Word of caution for Men in Blue: Be cautious with your words
Sport has followed the political relationships between the two countries. (Source: Reuters)
Phew. After jangling the nerves of Indian fans, who have already bought tickets to the quarterfinal in Melbourne, and booked hotel rooms, whose prices are rocketing every hour, Bangladesh lost to New Zealand, thus ensuring that they will face India in Melbourne. India might have beaten them in the last World Cup in Dhaka, but the 2007 memories also would have surfaced in some fans.
Tamim Iqbal rushing out imperiously and tonking Zaheer Khan for a six remains one of the seminal shots in Bangladesh’s cricket history.

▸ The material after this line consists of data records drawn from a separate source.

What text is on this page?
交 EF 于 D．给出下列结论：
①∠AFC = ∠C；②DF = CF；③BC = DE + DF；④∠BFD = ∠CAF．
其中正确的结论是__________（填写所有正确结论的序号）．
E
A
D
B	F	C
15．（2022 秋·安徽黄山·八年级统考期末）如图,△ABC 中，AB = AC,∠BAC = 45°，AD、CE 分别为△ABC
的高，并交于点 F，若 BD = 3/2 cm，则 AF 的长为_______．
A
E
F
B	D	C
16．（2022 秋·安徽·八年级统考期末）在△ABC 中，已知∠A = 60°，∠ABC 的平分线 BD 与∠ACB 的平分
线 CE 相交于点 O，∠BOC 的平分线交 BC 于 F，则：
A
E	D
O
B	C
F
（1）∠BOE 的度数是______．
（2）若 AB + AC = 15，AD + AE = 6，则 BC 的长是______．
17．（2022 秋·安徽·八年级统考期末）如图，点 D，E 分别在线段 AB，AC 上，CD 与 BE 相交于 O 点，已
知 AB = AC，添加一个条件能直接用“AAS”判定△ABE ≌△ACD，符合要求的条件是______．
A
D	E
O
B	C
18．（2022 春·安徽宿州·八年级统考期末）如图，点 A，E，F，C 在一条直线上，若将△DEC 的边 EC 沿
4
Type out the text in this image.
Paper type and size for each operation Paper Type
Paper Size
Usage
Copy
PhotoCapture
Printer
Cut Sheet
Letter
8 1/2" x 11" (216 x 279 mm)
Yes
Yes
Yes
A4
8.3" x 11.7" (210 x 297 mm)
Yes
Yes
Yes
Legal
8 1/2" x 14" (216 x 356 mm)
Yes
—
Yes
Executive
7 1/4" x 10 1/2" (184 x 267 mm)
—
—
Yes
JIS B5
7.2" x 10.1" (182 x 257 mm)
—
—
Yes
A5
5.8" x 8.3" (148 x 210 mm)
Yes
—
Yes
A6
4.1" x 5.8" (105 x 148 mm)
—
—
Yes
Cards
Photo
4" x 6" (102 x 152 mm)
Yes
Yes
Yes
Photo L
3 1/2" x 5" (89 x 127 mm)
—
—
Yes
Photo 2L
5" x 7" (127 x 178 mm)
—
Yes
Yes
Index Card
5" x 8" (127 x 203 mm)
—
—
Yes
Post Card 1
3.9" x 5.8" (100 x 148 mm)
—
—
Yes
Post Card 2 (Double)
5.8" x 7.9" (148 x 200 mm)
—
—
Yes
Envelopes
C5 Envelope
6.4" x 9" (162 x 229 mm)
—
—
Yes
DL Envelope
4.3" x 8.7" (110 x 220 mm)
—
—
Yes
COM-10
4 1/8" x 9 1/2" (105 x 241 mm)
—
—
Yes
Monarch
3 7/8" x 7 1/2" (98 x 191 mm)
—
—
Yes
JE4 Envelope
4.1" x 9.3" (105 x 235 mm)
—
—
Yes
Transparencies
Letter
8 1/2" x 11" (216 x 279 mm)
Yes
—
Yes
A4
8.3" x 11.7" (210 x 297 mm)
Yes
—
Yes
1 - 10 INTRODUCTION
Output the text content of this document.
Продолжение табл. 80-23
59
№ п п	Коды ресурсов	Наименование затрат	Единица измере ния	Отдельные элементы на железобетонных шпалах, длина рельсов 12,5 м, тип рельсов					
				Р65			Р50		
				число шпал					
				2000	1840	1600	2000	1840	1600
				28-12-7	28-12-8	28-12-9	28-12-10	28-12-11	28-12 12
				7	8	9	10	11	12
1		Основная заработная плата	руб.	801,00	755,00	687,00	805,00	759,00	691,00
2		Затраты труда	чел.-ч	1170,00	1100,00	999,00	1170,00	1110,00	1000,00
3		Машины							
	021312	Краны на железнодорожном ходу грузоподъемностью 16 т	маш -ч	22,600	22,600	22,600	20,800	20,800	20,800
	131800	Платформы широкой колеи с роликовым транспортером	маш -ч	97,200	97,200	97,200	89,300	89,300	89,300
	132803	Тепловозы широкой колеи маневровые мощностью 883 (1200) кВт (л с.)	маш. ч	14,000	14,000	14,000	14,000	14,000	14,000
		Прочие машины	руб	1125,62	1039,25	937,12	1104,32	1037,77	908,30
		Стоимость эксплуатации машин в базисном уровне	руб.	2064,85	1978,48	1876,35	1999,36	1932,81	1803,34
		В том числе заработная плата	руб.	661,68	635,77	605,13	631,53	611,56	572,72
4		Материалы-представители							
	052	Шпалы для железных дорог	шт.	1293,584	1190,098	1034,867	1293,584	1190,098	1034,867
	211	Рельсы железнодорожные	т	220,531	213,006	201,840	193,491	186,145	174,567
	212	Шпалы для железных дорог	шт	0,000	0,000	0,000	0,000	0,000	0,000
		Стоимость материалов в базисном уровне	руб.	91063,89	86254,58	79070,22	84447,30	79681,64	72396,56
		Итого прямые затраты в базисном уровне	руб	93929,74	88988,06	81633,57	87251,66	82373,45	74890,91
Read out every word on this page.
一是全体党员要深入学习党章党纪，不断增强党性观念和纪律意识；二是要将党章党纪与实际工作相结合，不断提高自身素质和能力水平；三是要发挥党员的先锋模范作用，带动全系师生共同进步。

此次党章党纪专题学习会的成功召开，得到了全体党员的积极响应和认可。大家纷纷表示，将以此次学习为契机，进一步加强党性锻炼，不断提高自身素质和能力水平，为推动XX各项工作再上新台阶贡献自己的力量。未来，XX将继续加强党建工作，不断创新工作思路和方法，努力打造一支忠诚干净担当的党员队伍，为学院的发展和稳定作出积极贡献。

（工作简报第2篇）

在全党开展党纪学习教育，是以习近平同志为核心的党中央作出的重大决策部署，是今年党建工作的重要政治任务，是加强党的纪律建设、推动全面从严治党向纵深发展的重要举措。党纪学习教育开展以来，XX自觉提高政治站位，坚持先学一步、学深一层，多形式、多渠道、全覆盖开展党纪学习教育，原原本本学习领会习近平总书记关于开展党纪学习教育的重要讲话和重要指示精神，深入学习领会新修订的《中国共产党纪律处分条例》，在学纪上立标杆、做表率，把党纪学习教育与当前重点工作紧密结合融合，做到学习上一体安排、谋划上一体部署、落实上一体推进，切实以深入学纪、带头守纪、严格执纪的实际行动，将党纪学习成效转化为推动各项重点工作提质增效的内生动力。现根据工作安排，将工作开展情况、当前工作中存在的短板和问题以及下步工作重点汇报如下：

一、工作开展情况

It was Bangladesh who ensured India bowed out of that tournament early. More importantly, it was comments from Bangladesh players about perceived arrogance from Indian players that still keeps floating around.
Mashrafe Mortaza had spoken about how he and his team were motivated by Anil Kumble’s comment prior to their game in 2007. The story goes something like this: Kumble bumps into Mortaza and has a friendly gripe about how India don’t have enough time between the 2007 World Cup and the tour to Bangladesh (which was to follow immediately). Mortaza saw it as embedded arrogance.
“It certainly fired me. It was as if Bangladesh were seen just as a punching bag for big boys to move forward. I was determined to prove him wrong. Kumble’s statement almost implied that they expected India to reach the final. He didn’t say it to spite us but I was struck by the arrogance embedded in the statement. Here the tournament was still to begin and Indians were already expecting a berth in the final.”
Bangladesh went on to crush India by seven wickets in that game.
Sport has followed the political relationships between the two countries.
For years now, Bangladesh have viewed India as a slightly arrogant big brother.
Who can forget Virender Sehwag’s famous statement in 2010, three years after the World Cup debacle, that “Bangladesh are an ordinary side. They can’t beat India because they can’t take 20 wickets.”
I was there at that press conference then, and was a witness to severe backlash from fans and journalists from Bangladesh. They obviously took it as a personal insult and it opened up old wounds about perceived mockery and arrogance. Jamie Siddons, Bangladesh’s coach then, had a press interaction where he was asked about Sehwag’s comments and he didn’t hold himself back.
“His comments might bite him on his bum in a few years’ time. It might even hit him in the bum in a week’s time. We are definitely not an ordinary side.”
Considering India defeated them at their home in the 2011 World Cup, Bangladesh will be itching to create an upset. They have had an interesting tournament so far and are peaking at the right time. A fine win against England has been followed with this admirable job against New Zealand, one of the tournament favourites.
The quarter-final will be really interesting to watch. It should be a passionate affair. Hopefully, there won’t be any silly comments from any Indian player before the game!